Robert Hughes’ Rome (4)

Part of my study abroad trip to London and Rome in September is a series of blog posts about some assigned readings, and reflections upon them. This is the tenth such post, and is four of five about Robert Hughes’ Rome: A Cultural, Visual, and Personal History.

“In a culture which drew no very distinct line between the natural and the supernatural, relics were a powerful instrument of societal control, striking awe into the skeptical and impious. … At the height of the relic mania, the custom arose of lowering long strips of cloth into a saintly grave; if a piece touched the remains, it became a relic in itself, by holy contagion.”

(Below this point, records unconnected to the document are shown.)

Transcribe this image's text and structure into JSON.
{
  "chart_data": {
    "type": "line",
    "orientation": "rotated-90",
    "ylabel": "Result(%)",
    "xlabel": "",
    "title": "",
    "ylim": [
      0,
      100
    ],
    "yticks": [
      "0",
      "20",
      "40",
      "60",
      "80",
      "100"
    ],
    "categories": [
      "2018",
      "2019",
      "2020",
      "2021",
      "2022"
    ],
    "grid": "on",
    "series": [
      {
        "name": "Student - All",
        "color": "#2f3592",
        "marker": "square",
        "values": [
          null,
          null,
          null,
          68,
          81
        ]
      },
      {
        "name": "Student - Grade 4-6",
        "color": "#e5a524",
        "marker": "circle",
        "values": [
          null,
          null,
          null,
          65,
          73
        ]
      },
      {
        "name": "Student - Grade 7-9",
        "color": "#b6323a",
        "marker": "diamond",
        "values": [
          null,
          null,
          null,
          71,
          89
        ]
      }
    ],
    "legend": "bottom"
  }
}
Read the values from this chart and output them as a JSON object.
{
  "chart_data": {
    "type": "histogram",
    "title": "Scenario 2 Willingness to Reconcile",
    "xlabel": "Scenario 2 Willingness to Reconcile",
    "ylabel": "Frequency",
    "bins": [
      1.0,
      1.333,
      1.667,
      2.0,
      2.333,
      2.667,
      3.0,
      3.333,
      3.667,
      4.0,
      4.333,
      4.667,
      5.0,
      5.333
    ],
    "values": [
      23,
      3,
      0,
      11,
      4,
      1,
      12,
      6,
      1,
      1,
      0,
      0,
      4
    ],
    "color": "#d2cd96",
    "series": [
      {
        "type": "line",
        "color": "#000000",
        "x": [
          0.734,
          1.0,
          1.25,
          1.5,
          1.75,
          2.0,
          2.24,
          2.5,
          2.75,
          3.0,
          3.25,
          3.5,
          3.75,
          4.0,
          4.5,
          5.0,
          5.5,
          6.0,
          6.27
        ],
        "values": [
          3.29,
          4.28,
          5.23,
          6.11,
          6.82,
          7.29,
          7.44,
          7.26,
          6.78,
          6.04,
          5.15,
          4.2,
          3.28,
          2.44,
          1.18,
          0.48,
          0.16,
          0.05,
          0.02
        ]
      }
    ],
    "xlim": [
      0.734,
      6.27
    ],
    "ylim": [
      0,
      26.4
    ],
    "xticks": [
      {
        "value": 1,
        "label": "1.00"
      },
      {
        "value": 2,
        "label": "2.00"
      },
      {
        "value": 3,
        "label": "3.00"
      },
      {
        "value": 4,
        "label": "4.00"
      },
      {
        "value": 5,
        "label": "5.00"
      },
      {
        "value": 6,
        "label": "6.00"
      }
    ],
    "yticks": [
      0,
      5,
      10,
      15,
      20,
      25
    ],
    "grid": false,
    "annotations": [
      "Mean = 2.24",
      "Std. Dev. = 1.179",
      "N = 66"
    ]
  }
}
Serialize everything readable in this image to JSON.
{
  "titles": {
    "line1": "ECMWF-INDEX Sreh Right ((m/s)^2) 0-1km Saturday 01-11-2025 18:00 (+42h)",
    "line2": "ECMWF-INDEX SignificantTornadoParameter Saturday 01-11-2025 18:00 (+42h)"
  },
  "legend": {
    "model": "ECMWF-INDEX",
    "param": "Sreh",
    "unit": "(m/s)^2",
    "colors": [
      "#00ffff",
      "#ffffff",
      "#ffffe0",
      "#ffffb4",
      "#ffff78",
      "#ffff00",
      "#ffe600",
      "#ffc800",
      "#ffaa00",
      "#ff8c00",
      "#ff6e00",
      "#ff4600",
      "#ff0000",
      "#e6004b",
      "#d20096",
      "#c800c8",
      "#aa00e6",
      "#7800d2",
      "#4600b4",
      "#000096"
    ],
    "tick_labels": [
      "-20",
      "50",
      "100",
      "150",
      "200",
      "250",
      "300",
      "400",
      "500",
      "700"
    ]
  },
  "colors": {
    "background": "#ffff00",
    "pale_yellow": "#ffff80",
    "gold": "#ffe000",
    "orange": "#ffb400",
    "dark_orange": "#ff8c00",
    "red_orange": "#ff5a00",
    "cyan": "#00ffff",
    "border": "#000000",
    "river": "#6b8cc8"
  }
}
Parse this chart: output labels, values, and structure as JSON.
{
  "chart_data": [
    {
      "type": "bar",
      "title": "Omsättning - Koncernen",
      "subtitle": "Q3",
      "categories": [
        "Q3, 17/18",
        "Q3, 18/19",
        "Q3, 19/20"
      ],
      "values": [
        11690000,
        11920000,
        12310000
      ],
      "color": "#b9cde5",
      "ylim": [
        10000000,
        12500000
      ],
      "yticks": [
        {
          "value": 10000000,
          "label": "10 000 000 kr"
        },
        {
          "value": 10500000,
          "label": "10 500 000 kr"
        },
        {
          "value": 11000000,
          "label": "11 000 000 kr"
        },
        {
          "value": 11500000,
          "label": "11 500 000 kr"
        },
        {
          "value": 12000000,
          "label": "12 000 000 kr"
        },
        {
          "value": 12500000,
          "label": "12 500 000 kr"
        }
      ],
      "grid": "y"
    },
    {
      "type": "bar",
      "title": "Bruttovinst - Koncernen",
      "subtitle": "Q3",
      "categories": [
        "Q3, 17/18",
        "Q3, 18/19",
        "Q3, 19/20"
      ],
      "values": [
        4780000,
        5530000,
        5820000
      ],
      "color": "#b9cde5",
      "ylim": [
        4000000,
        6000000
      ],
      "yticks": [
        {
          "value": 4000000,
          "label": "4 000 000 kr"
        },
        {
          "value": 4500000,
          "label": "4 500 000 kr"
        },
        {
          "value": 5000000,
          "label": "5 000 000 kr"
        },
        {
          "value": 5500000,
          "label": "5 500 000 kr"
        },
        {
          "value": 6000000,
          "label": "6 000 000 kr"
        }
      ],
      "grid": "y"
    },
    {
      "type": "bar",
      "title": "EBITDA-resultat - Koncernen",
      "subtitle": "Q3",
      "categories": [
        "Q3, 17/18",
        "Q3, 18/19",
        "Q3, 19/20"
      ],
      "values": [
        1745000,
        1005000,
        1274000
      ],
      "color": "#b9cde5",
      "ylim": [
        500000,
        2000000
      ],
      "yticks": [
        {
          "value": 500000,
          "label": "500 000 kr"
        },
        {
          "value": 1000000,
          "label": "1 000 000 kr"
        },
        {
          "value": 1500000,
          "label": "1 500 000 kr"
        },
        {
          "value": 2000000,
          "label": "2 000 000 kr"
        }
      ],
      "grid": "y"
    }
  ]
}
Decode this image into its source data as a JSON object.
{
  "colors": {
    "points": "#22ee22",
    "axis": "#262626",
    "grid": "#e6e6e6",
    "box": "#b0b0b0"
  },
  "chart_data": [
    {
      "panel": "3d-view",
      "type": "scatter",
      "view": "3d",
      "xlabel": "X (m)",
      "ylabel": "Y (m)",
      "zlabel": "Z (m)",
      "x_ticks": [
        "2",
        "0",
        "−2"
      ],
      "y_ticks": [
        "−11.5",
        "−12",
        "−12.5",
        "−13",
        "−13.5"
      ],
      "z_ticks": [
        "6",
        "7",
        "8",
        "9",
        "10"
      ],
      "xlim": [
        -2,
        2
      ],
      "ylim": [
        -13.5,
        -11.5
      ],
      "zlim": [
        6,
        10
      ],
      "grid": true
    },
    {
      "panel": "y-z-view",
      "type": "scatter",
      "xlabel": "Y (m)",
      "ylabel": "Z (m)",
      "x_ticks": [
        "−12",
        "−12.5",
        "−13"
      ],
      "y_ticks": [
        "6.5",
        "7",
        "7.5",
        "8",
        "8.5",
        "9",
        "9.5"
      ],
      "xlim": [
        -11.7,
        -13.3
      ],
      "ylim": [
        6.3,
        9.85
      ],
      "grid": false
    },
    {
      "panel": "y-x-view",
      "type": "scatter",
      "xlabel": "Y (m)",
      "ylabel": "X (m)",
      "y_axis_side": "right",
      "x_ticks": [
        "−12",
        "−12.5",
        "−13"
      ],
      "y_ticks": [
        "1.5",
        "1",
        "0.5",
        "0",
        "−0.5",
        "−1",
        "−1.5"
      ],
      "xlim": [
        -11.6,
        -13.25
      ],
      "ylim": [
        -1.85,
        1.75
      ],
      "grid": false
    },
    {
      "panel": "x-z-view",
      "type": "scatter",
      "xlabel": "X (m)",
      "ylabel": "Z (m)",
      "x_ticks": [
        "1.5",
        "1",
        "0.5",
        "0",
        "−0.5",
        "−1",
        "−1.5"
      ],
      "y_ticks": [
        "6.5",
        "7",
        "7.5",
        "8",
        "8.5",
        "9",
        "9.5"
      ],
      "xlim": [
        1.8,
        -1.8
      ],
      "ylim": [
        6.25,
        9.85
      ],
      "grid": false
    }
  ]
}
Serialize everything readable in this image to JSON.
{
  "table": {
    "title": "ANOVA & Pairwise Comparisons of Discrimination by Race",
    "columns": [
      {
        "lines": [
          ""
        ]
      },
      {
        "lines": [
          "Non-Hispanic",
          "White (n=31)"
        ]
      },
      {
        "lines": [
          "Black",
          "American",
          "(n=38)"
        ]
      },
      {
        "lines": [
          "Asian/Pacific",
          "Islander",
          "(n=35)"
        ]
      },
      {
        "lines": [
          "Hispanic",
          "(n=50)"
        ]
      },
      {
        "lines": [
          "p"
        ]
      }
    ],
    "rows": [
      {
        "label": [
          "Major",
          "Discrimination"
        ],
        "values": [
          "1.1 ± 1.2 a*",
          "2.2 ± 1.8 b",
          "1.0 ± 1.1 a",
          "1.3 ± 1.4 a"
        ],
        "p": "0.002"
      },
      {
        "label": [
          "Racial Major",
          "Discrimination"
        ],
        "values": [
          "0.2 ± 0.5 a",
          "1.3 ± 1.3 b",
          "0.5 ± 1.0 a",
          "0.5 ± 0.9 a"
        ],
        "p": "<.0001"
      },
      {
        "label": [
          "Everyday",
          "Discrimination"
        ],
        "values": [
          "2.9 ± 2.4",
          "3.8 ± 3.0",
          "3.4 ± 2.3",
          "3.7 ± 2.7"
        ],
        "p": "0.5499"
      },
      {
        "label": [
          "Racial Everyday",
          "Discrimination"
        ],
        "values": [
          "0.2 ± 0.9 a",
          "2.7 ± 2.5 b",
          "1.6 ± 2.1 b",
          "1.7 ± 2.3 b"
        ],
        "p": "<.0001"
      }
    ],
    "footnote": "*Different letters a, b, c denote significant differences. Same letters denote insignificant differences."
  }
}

– except from Chapter 5: Medieval Rome and Avignon of Robert Hughes’ Rome: A Cultural, Visual, and Personal History

A part of me wants to laugh, to mock, the idea of pilgrims traveling hundreds of miles to see the “Holy Foreskin” (mentioned by Hughes later in chapter, the only ‘earthly’ remnant of Jesus’ body). I want to think that this is behavior that, as s society, we’ve moved beyond.

I can’t, though, because we really haven’t changed. The thousands of people every year who make Graceland pilgrimages, autograph seekers, memorabilia and commemorative plate makers, and the people who to this day travel across the Old World and visit relic sites, not as locations of historical curiosity, but because they believe in holy handkerchiefs blessed because they once two thousand years ago, wiped the saviors brow.

Decade old grilled cheese sandwich with St. Marys face on it, sold for $28,000. Image from the BBC website.

I have never understood religion, or the fascination modern culture has with celebrity, and I often have a hard time recognizing the difference between the two. They have both always seemed crazily, desperately, escapist to me, focusing their adherents (or crazed fans) thoughts upon what might be someday, what someone else might be doing, rather than on what is happening in their own lives or in their own futures.

But of all of the things I understand about religion, the impulse to own, or pray, at the fingerbones or foreskin or stair steps a saint once might have walked upon is the part that I understand the least.